Петр Федорович предложил совсем другое – прозябание и терзания самой себя вечность или начать с чистого листа, получить другую возможность и жить, и царствовать, но быть вечно второй, в его тени.
Кто ее осудит за то решение? Она полностью расплатилась перед Всевышним по старым долгам, полностью, с немыслимыми процентами. Ее измены, вечный грех, терзания совести – ведь они были венчаны перед Ним – все ушло, оставив опустошенность.
Боже мой, как она тогда его ненавидела, но как тогда и восхищалась! Петр за эти дни стал совершенно и н ы м – сравнивать бесполезно. Призраки великих предков вдохнули в царя свои частицы. Нет, не вечно пьяный голштинец появился перед ней: благородный муж с великими помыслами и делами. Она стала почитать его, как отца в детстве, и, хорошо зная, что такое труд, преклоняться перед ним, не знающим усталости.
Петр был достоин в этом своего деда-тезки, тот тоже был вечным тружеником на троне.
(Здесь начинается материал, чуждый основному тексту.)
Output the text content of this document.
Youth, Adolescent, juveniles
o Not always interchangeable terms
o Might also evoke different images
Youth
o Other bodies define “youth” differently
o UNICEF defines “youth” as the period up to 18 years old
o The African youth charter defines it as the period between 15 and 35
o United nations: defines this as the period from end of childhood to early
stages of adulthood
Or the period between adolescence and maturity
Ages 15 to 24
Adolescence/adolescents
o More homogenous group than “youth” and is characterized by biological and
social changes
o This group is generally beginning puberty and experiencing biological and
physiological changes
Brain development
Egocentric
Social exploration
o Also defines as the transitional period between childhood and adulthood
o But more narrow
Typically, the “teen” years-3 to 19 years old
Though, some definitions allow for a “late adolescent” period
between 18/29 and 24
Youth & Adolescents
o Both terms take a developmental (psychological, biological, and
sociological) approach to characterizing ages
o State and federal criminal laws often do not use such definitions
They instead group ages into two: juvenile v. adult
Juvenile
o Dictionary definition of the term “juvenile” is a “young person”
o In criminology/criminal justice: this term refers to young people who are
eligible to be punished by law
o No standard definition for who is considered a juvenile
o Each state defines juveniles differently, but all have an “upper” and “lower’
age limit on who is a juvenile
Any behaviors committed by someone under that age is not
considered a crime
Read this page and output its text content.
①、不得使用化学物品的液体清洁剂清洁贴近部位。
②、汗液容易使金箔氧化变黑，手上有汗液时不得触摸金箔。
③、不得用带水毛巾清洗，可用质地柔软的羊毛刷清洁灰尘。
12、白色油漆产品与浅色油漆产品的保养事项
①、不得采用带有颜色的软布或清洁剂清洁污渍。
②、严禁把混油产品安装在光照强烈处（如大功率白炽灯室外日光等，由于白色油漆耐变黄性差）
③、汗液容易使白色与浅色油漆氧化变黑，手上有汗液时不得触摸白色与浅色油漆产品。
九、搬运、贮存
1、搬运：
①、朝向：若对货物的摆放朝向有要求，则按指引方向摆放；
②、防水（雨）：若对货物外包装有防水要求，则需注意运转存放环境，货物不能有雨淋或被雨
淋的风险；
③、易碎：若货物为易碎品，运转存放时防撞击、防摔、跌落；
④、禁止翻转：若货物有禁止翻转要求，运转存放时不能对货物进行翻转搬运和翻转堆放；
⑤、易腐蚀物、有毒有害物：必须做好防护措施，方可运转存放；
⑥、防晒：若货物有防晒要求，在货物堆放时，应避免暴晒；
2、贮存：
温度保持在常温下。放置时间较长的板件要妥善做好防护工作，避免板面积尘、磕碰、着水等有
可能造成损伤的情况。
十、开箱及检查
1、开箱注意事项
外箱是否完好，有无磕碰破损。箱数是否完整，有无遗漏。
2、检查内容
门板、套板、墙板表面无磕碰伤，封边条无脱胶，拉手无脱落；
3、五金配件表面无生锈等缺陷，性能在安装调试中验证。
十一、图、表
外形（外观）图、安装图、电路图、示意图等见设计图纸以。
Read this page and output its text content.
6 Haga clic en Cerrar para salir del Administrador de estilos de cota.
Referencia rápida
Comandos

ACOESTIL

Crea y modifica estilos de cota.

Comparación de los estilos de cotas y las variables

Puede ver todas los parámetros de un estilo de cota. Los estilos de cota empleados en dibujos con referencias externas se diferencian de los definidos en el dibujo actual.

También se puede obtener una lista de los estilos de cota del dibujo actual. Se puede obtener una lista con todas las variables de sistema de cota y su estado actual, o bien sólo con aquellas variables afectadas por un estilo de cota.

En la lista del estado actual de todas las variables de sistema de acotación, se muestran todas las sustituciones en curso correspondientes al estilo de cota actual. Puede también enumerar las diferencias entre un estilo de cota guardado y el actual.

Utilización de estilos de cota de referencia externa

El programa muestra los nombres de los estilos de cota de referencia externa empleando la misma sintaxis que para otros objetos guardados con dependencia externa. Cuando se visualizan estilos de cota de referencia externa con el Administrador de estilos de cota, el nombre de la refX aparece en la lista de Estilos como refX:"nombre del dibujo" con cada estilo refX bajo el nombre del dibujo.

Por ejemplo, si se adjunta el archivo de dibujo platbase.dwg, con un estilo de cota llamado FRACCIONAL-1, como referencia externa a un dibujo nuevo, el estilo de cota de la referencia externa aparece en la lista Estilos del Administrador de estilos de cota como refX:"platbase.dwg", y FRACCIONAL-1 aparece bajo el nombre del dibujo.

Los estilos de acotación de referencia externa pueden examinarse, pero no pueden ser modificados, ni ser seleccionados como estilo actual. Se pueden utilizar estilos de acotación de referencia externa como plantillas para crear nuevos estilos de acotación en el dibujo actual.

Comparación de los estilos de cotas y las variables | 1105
Като беседовала со многими сановниками, хорошо знавшими первого императора, и сделала парадоксальный вывод – тот Петр действовал больше по наитию, без четкого плана, будто пытался воплотить в жизнь свои детские мечтания, метаясь и переделывая.
А его внук холоден и расчетлив – ставит цель, вырабатывает план, рассчитывает прилагаемые усилия и средства и твердо стремится к выполнению. И все это без надрыва народа, без лишних тягостей, как бы играючи.
За это она безмерно уважала мужа и даже боялась его, хотя знала, что не дает поводов к наказанию. Не было только одного – любви. Като с тщанием выполняла супружеский долг, родила двух сыновей и дочерей и сейчас с удовольствием заново пребывала бы в тягости – но муж отбыл на войну, а она осталась здесь, с маленьким Константином, которому только восемь месяцев исполнилось, и со старшим, семилетним Александром. А так бы была с ним, как и та Екатерина Алексеевна, что из грязной чухонской девки стала императрицей Всероссийской.
Да, она честно и верно выполняла свой долг перед императором и мужем, но плата была одна – Като не любила супруга, да и не могла его полюбить так, как Бецкого, Понятовского или Гришеньку Орлова. Первые двое затронули ее как женщину, а в объятиях Гриши она почувствовала себя счастливой в тот день, когда он ее возвел на престол. А вот Петр…
– Что ты со мной сделал, муж мой? – Екатерина Алексеевна снова посмотрела на портрет. – Почему ты мне дал вторую молодость, снова превратив в маленькую Фике, но не дал любви? Дай мне ее почувствовать, я женщина, я хочу жить и любить!
А может, все дело в том, что император отсек от нее сына, греховный плод ее от Гриши? Что с ним? Как он, жив ли – любая мать терзается о сыне, и она тоже мучилась, хотя понимала, что в интересах законных детей и империи ей следует забыть о нем!